Em Março, todavia, agiram sozinhos em patrulha de reconhecimento até à fronteira do Senegal e capturaram um soldado do PAIGC, que lhes forneceu informações importantes para as perigosíssimas operações que muito em breve, mal eles sabiam, se avizinhavam.

É que, entretanto, O COP 3 decidiu atacar a Base de Cumbamory, a principal base militar do PAIGC no Norte, e contou, para o efeito, com o DFE 12. Delineava-se, então, a Operação "Catanada". As jovens e tenras crias, embora bem preparadas técnica, emocional e fisicamente, haviam chegado da Escola apenas no dia 1 de Abril de 1970.

Como era habitual, seriam adaptadas ao Teatro de Operações mediante a chamada Preparação Técnica Operacional (PTO), com uma duração normal de dois meses, durante os quais realizariam pequenas operações com fuzileiros experimentados para se familiarizarem com o IN, com o pântano, o tarrafo e o clima.
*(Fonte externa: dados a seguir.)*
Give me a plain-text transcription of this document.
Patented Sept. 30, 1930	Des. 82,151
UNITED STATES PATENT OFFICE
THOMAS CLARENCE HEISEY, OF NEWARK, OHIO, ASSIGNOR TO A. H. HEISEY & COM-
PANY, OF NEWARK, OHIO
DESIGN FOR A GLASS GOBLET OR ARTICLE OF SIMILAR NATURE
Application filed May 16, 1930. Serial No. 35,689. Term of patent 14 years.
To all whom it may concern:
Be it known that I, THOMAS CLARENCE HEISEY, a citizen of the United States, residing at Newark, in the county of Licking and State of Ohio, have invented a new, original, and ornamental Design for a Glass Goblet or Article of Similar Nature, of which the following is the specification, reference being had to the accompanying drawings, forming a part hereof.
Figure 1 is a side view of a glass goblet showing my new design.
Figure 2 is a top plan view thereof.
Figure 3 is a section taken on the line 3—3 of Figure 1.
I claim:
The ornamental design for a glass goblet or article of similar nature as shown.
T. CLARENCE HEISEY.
Não houve tempo, porém, para tanto, posto que a Operação "Catanada" estava em marcha. Sem PTO, sem apoio aéreo e sem apoio de fogos próximo, o juvenil DFE 12 zarpou rumo a Bigene e, daí, até ao Senegal, na madrugada de 3 de Abril de 1970. Oficiais doutras unidades baseadas em Ganturé arrepiaram-se com a sorte do DFE 12, que seguia em direcção à «boca do lobo».

As informações militares adiantavam que a Base de Cumbamory estaria guarnecida por 150 soldados. O DFE 12, progredindo pelo interior do Senegal, chegou ao Norte de Cumbamory ao alvorecer e aproximou-se do local que denotava ser o da Base. Nessa altura, Mendes Fernandes deu instruções para que se montasse um perímetro defensivo e enviou patrulhas de reconhecimento, que tomaram rumos diferentes, a fim de verificarem se o DFE 12 tinha realmente localizado a Base. Uma dessas patrulhas detectou-a ao cabo de 500m de evolução.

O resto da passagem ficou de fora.